PLoS ONE (Jan 2012)
From mind to mouth: event related potentials of sentence production in classic galactosemia.
Abstract
Patients with classic galactosemia, an inborn error of metabolism, have speech and language production impairments. Past research primarily focused on speech (motor) problems, but these cannot solely explain the language impairments. Which specific deficits contribute to the impairments in language production is not yet known. Deficits in semantic and syntactic planning are plausible and require further investigation.

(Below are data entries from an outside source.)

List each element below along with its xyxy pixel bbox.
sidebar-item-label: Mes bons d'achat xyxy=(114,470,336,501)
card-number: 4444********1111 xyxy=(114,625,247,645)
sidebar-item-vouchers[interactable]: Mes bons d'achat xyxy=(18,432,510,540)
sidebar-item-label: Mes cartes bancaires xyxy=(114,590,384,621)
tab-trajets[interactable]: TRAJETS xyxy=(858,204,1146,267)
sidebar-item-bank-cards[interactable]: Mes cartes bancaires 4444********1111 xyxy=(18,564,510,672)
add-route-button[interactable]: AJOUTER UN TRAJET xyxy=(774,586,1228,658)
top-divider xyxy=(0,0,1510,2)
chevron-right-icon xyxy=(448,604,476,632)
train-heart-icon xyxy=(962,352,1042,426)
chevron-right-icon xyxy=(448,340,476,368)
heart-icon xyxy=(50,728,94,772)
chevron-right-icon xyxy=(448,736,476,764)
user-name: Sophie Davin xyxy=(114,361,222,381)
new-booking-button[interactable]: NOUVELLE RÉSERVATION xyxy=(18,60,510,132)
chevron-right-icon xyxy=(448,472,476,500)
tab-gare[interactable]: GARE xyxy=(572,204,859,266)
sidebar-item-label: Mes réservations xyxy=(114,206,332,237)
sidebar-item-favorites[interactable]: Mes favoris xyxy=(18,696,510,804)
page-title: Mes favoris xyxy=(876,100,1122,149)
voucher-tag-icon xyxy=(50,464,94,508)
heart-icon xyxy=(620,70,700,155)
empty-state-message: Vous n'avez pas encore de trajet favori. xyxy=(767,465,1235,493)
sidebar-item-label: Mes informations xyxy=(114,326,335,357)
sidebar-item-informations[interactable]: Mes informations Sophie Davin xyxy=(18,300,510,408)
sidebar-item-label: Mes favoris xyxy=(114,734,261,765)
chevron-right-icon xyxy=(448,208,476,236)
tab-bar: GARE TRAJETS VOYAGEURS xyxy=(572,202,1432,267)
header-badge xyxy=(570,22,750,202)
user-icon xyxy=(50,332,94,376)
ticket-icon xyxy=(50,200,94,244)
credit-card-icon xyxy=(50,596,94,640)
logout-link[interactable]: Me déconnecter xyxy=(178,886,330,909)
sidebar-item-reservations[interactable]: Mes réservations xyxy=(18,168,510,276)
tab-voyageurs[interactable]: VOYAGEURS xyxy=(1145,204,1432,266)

In the present study, we examined syntactic encoding while patients and matched controls overtly described scenes of moving objects using either separate words (minimal syntactic planning) or sentences (sentence-level syntactic planning). The design of the paradigm also allowed tapping into local noun phrase- and more global sentence-level syntactic planning. Simultaneously, we recorded event-related potentials (ERPs). The patients needed more time to prepare and finish the utterances and made more errors. The patient ERPs had a very similar morphology to that of healthy controls, indicating overall comparable neural processing. Most importantly, the ERPs diverged from those of controls in several functionally informative time windows, ranging from very early (90-150 ms post scene onset) to relatively late (1820-2020 ms post scene onset). These time windows can be associated with different linguistic encoding stages. The ERP results form the first neuroscientific evidence for language production impairments in patients with galactosemia in lexical and syntactic planning stages, i.e., prior to the linguistic output phase. These findings hence shed new light on the language impairments in this disease.